Centre de Recherche du CHU de Québec, Université Laval, Canada.
Department of Radiology and Imaging Sciences, Emory University, Atlanta, Georgia, USA.
Cancer Med. 2024 Oct;13(20):e70359. doi: 10.1002/cam4.70359.
Lung cancer remains the leading cause of cancer-related mortality worldwide, with most cases diagnosed at advanced stages. Hence, there is a need to develop effective predictive models for early detection. This study aims to investigate the impact of imaging parameters and delta radiomic features from temporal scans on lung cancer risk prediction.
Using the National Lung Screening Trial (NLST) within a nested case-control study involving 462 positive screenings, radiomic features were extracted from temporal computed tomography (CT) scans and harmonized with ComBat method to adjust variations in slice thickness category (TC) and reconstruction kernel type (KT). Both harmonized and non-harmonized features from baseline (T0), delta features between T0 and a year later (T1), and combined T0 and delta features were utilized for the analysis. Feature reduction was done using LASSO, followed by five feature selection (FS) methods and nine machine learning (ML) models, evaluated with 5-fold cross-validation repeated 10 times. Synthetic Minority Oversampling Technique (SMOTE) was applied to address class imbalances for lung cancer risk prediction.
Models using delta features outperformed baseline features, with SMOTE consistently boosting performance when using combination of baseline and delta features. TC-based harmonized features improved performance with SMOTE, but overall, harmonization did not significantly enhance the model performance.
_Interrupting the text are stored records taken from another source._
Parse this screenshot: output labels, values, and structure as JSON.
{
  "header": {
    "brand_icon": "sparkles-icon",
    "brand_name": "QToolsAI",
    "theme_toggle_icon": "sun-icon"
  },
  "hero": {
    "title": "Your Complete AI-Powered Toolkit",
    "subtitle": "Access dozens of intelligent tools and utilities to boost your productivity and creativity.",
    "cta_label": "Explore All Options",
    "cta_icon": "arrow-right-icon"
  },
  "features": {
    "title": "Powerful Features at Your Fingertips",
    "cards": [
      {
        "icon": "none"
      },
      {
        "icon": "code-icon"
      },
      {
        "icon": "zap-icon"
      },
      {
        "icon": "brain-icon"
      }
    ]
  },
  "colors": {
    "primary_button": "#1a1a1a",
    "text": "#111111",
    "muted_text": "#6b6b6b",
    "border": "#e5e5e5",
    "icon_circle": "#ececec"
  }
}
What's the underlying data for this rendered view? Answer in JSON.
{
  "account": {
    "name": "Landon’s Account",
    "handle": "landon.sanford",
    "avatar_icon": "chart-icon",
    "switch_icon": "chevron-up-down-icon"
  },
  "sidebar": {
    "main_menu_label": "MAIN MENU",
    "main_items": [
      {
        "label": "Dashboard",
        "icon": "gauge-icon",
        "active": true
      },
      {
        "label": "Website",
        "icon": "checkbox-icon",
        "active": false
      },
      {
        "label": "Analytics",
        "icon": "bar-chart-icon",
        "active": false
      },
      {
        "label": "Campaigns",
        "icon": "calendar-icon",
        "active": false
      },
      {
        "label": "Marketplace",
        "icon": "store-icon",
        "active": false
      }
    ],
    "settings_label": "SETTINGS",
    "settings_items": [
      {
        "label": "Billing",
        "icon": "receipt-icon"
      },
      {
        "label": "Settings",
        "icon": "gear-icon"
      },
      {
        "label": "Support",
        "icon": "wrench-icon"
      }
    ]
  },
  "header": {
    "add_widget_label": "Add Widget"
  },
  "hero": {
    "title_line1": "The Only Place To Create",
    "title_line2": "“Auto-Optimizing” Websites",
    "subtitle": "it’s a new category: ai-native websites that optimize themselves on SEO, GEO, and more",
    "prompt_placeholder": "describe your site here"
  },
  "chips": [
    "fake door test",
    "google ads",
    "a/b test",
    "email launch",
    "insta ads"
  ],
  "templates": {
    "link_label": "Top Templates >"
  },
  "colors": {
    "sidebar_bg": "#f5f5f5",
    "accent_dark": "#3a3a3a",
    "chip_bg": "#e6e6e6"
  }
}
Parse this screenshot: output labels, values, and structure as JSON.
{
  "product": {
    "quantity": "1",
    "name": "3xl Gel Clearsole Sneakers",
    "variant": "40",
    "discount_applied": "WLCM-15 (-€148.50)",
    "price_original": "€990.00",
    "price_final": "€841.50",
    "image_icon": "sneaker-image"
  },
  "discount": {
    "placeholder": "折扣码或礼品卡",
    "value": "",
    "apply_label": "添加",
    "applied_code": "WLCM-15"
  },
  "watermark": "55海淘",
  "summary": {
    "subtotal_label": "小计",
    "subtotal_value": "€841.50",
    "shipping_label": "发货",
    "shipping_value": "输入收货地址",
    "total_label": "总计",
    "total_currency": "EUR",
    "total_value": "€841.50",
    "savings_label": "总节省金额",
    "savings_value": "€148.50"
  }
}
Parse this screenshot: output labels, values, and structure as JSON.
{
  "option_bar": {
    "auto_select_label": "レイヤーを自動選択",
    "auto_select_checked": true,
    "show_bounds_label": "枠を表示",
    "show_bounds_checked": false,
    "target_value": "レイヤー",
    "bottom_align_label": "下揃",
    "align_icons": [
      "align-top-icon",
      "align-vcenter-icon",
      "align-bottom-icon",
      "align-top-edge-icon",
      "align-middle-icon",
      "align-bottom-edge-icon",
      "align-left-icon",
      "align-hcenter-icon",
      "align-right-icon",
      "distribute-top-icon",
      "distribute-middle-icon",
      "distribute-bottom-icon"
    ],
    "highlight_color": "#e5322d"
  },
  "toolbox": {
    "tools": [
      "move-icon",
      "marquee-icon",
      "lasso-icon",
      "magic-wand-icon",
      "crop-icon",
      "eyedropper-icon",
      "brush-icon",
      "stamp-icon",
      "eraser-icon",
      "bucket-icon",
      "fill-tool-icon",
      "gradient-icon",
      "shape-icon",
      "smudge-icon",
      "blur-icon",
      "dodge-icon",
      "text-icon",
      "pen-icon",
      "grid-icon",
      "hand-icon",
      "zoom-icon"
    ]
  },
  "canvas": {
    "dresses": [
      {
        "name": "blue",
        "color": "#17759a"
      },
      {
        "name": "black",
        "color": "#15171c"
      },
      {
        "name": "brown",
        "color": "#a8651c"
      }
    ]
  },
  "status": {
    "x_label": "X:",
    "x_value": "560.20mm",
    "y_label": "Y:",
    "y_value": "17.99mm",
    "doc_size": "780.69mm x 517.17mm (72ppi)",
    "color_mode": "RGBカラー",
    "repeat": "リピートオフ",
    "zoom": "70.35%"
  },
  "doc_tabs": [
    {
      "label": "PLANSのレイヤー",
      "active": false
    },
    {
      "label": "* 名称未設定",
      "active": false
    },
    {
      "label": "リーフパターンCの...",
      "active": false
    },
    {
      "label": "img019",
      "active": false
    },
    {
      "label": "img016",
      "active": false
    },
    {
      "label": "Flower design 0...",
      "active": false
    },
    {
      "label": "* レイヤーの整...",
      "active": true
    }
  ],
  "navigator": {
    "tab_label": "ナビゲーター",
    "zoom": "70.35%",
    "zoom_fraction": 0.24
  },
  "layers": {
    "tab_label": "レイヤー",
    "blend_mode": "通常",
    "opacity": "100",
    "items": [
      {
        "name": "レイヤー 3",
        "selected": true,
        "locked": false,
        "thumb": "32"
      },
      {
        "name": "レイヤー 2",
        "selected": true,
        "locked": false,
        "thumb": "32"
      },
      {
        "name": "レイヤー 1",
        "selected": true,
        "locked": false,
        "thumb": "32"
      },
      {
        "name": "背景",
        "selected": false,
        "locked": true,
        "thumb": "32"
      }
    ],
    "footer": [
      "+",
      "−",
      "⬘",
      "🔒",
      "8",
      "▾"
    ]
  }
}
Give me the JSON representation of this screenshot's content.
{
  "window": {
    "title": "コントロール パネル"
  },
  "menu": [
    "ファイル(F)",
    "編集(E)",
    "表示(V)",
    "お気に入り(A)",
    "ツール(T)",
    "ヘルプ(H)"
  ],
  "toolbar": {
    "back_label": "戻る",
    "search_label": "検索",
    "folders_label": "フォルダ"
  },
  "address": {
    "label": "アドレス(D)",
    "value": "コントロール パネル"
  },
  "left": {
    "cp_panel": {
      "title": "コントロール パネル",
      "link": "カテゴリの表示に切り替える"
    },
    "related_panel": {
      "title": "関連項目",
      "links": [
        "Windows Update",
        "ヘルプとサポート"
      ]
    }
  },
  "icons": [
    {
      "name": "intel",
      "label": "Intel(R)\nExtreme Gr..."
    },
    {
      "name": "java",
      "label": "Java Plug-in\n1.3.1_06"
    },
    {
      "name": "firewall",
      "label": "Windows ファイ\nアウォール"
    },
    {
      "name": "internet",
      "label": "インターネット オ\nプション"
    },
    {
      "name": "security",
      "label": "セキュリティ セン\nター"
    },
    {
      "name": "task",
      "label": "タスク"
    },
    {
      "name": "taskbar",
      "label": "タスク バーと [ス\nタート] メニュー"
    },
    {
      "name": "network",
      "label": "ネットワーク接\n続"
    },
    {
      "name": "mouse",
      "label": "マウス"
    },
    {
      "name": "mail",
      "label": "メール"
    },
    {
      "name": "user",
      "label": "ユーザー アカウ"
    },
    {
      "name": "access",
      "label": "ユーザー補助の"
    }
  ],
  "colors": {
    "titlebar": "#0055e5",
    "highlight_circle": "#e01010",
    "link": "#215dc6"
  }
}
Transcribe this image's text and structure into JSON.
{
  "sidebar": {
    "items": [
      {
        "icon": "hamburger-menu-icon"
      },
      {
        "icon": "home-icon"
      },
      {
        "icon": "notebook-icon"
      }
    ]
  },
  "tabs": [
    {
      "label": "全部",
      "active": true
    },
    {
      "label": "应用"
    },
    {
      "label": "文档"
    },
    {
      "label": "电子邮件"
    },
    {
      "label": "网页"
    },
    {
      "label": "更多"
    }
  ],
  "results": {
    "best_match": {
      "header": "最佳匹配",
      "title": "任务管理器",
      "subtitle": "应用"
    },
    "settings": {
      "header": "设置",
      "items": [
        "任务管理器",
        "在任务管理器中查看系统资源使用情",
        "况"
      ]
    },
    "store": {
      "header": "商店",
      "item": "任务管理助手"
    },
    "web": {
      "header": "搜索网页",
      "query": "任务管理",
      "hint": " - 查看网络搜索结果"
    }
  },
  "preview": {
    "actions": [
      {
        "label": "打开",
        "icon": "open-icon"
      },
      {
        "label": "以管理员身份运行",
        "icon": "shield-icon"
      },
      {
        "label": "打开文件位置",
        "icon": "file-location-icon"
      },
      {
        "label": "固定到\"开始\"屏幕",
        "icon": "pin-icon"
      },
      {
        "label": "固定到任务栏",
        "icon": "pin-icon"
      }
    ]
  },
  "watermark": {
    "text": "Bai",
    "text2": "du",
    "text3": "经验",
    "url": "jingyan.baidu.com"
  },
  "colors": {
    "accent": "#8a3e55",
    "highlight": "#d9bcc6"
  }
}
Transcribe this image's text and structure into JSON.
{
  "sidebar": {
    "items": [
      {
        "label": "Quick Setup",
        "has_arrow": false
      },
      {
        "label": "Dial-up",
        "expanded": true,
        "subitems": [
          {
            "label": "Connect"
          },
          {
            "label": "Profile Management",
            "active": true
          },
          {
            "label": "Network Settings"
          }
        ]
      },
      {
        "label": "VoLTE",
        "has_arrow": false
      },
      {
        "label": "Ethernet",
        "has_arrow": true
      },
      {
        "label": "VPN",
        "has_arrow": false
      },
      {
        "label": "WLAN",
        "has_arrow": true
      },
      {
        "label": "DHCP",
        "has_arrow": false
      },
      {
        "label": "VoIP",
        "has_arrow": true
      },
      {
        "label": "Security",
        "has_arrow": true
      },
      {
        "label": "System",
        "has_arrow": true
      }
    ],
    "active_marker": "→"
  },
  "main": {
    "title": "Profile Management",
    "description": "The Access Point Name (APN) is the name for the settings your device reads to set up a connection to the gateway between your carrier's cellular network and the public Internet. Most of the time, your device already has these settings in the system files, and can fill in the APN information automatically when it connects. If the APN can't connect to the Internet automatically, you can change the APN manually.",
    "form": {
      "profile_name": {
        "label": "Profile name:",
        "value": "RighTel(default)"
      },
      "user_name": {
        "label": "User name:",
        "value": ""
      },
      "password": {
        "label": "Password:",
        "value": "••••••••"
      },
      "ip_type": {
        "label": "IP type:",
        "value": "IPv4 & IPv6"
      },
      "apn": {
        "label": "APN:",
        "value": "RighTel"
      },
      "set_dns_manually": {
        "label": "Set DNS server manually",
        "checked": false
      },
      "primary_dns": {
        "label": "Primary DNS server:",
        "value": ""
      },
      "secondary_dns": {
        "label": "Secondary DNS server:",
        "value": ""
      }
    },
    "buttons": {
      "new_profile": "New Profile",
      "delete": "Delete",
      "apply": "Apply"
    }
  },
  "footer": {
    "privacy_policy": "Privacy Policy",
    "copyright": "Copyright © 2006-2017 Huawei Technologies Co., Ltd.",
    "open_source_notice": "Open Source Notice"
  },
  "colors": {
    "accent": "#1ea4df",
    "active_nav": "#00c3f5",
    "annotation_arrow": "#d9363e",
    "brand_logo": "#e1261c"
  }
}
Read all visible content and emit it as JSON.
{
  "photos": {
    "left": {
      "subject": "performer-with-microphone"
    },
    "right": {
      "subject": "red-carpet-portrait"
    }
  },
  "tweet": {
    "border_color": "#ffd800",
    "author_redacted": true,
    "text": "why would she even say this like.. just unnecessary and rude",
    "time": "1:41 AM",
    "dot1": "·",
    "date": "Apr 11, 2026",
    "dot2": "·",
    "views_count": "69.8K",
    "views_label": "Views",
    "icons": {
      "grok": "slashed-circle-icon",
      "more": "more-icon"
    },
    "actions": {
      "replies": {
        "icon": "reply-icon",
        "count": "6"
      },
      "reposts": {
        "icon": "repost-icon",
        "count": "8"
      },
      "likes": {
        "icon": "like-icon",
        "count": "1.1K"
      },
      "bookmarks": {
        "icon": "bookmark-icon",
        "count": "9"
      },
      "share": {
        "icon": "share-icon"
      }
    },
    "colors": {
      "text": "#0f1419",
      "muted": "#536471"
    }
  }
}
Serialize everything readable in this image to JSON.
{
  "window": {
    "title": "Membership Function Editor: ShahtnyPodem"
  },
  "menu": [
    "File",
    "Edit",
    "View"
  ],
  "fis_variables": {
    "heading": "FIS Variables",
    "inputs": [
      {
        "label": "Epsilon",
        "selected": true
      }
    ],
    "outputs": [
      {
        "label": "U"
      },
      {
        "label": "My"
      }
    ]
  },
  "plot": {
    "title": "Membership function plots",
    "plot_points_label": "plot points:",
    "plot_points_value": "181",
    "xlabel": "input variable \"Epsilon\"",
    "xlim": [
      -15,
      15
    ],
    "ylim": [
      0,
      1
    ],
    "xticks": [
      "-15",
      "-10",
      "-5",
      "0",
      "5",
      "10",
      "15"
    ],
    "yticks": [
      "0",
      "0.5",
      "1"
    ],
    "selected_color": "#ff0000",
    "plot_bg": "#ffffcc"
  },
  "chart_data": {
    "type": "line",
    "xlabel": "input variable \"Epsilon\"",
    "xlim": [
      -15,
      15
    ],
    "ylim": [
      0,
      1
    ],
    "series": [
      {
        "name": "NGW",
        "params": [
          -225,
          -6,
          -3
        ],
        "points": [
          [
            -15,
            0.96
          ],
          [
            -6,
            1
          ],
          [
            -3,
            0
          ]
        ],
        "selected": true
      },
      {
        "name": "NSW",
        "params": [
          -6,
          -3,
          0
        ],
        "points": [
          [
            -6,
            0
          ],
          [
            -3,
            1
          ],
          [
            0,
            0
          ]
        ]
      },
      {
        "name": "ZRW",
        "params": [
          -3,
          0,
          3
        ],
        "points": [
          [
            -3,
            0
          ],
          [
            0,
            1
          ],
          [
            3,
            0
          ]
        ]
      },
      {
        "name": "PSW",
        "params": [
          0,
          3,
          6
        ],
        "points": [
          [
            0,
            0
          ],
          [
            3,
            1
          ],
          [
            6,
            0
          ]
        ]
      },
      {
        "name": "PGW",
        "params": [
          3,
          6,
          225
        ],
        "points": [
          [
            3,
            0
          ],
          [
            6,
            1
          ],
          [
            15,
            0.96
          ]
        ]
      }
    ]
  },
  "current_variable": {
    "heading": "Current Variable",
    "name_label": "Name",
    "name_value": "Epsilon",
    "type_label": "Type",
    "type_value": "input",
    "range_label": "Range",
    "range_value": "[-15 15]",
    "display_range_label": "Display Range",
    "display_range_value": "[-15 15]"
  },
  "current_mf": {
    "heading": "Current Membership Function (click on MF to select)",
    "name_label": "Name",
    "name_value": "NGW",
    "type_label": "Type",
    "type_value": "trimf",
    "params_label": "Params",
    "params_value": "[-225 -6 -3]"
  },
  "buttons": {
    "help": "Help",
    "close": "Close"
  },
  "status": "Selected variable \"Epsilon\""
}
The highest test score of 0.76 was achieved in three scenarios: delta features with a Gradient Boosting (GB) model (TC-based harmonization and MultiSurf FS); and T0 + delta features, with both a Support Vector Classifier (SVC) model (KT-based harmonization and F-test FS), and an XGBoost (XGB) model (TC-based harmonization and Mutual Information (MI) FS), all using SMOTE.
This study underscores the significance of delta radiomic features and balanced datasets to improve lung cancer prediction. While our findings are based on a subsample of NLST data, they provide a valuable foundation for further exploration. Further research is needed to assess the impact of harmonization on imaging-derived models. Future investigations should explore advanced harmonization techniques and additional imaging parameters to develop robust radiomics-based biomarkers of lung cancer risk.
肺癌仍然是全球癌症相关死亡的主要原因,大多数病例在晚期诊断。因此,需要开发有效的预测模型来进行早期检测。本研究旨在探讨时间扫描的成像参数和增量放射组学特征对肺癌风险预测的影响。
利用国家肺癌筛查试验(NLST)内嵌套病例对照研究,纳入 462 例阳性筛查者,从时间计算机断层扫描(CT)扫描中提取放射组学特征,并使用 ComBat 方法进行调和,以调整切片厚度类别(TC)和重建核类型(KT)的变化。基线(T0)时使用调和和非调和特征、T0 与一年后(T1)的增量特征以及 T0 和增量特征的组合进行分析。使用 LASSO 进行特征降维,然后使用 5 种特征选择(FS)方法和 9 种机器学习(ML)模型进行评估,重复进行 10 次 5 折交叉验证。为了进行肺癌风险预测,应用了合成少数类过采样技术(SMOTE)来解决类别不平衡问题。
使用增量特征的模型优于基线特征,SMOTE 始终在使用基线和增量特征组合时提高性能。基于 TC 的调和特征在使用 SMOTE 时提高了性能,但总体而言,调和并不能显著提高模型性能。在三种情况下实现了最高测试分数 0.76:使用梯度提升(GB)模型(基于 TC 的调和和 MultiSurf FS)的增量特征;以及使用支持向量分类器(SVC)模型(基于 KT 的调和和 F 检验 FS)和 XGBoost(XGB)模型(基于 TC 的调和和互信息(MI)FS)的 T0+增量特征,所有模型均使用 SMOTE。
本研究强调了增量放射组学特征和平衡数据集对改善肺癌预测的重要性。虽然我们的研究结果基于 NLST 数据的一个子样本,但它们为进一步研究提供了有价值的基础。需要进一步研究以评估调和对成像衍生模型的影响。未来的研究应该探索先进的调和技术和其他成像参数,以开发稳健的基于放射组学的肺癌风险生物标志物。